First based in the sites of Bovisa, Pero, Abanella as well as in the Piermarini headquarters, the Teatro alla Scala laboratories are located since February 20, 2001 in the former industrial settlement of the Ansaldo steel plants in Milan.

A huge 20,000 square metre facility, divided in three pavilions dedicated to director Luchino Visconti, scenographer Nicola Benois, and costume designer Luigi Sapelli (aka Caramba), where most of the handmade works for scene productions are carried out - scenography, sculpture, thermoforming, carpentry works, mechanics workshop, scene assembly, costume laboratory, costume design, laundry. The facility holds over 60,000 stage costumes, as well as the rehearsal rooms of the chorus and a stage area for direction rehearsals, which perfectly matches Piermarini's stage.

This heritage exists thanks to the daily work of more than 150 people including joiners, blacksmiths, carpenters, scenographers, scenography technicians, sculptors, dressmakers and costume designers, who create the whole staging starting from a simple sketch.
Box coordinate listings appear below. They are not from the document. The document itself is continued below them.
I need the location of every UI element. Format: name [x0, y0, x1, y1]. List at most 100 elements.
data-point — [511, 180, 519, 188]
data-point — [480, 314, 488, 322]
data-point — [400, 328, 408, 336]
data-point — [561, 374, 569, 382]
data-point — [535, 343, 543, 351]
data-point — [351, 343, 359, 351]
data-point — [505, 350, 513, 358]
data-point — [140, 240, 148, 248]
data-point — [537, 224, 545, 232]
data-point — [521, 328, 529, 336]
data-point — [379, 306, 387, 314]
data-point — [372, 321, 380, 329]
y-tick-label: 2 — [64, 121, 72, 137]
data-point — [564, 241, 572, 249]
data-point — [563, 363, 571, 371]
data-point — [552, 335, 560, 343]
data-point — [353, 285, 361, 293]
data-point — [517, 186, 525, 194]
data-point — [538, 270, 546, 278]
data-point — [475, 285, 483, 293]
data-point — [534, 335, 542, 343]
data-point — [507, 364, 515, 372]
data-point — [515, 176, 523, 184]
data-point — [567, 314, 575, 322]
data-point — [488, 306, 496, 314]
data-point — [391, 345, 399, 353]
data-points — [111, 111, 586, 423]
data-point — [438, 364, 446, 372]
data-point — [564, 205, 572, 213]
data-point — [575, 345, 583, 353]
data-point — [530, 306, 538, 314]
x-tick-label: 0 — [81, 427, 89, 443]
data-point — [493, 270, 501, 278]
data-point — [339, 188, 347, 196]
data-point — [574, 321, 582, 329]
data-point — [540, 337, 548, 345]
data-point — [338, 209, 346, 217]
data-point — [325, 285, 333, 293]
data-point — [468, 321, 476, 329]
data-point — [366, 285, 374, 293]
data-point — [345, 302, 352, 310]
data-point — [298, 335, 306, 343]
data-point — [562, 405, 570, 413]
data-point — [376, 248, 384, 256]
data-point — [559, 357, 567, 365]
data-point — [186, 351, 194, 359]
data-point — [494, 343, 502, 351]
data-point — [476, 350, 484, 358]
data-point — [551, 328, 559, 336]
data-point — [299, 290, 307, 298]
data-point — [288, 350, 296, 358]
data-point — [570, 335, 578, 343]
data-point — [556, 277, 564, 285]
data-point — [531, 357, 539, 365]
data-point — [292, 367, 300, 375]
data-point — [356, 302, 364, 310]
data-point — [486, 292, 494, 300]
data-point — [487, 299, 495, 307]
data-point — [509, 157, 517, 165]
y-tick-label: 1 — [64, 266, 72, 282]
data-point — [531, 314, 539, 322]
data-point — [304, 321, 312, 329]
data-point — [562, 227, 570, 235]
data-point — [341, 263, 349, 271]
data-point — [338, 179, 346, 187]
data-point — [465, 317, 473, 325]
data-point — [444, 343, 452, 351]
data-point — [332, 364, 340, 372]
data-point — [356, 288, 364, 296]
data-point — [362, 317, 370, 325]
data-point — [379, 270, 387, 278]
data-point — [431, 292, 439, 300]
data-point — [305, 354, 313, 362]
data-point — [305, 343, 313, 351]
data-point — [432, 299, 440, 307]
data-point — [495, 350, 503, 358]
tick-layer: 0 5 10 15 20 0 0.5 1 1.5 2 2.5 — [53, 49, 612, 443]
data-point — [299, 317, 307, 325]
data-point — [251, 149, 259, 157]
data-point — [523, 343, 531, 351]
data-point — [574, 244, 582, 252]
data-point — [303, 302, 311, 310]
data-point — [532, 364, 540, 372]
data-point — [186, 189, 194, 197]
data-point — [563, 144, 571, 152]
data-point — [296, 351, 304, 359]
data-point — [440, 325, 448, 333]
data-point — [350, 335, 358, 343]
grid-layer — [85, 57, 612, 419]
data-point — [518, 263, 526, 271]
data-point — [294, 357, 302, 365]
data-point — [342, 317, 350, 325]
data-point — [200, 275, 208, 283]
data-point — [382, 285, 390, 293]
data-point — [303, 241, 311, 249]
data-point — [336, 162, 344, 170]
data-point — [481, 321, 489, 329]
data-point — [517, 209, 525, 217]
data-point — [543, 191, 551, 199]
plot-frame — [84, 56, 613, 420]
Wishing to share this world of values, La Scala decided to open the Laboratori Scala Ansaldo to the public: the project that includes guided tours, on which it is possible to visit the backstage of the theatre and experience the birth of a show at first hand.
MUSEO TEATRALE ALLA SCALA

The Museo Teatrale alla Scala, in the theater annex, is a rich assemblage of precious relics, paintings, sculpture and backdrops--all souvenirs of the prominent composers, and singers who made their careers at La Scala. The museum preserves a history of opera, from antiquity to the present.

Its history dates back to 1911, as Duke Uberto Visconti di Modrone, Professor Lodovico Pagliaghi, composer and librettist Arrigo Boito, correspondent for newspaper "Il Secolo" Mr Borsa, Senator Mangili, Count Leopoldo Pullè and Doctor Gino (Ettore) Modigliani, director of the Pinacoteca di Brera, gathered around a table of Teatro alla Scala. These men were the most popular people in Milan in those years, most of them coming from the town's rich cultured class, and connected to La Scala theatre by their love and passion. The decision to be taken around that table concerned the purchase of the theatre collection belonging to the antique dealer Giulio Sambon, which was going to be put up for auction in Paris on the very first days of May of the same year. Those antiques could have been the starting point of a huge theatre collection, whose foundation had been sought for by Milan intellectual community of Teatro alla Scala for a very long time, since the very first years of the century. But the forthcoming term of the auction left them only one week to find the necessary funds. With the help of the government and 50 citizens, after a series of incredible adventures to wring the collection out of the American multimillionaire JP Morgan, the dream came true, and the collection was then given to the city of Milan. The Museum was officially opened on March 8, 1913 with a solemn ceremony in the former Casino Ricordi connected to Teatro alla Scala. Over the years several donations and purchases added to the Sambon collection, which is today one of the richest and most envied collections of the world. The most important deposits are in the "Casa di riposo per musicisti" (Retirement-home for musicians), founded by Giuseppe Verdi, as well as in public places. The Museum also includes the library, founded with its present structure, with the 40,000 volumes given in 1952 by Renato Simoni, journalist for "Corriere della Sera" and which is constantly enriched and updated.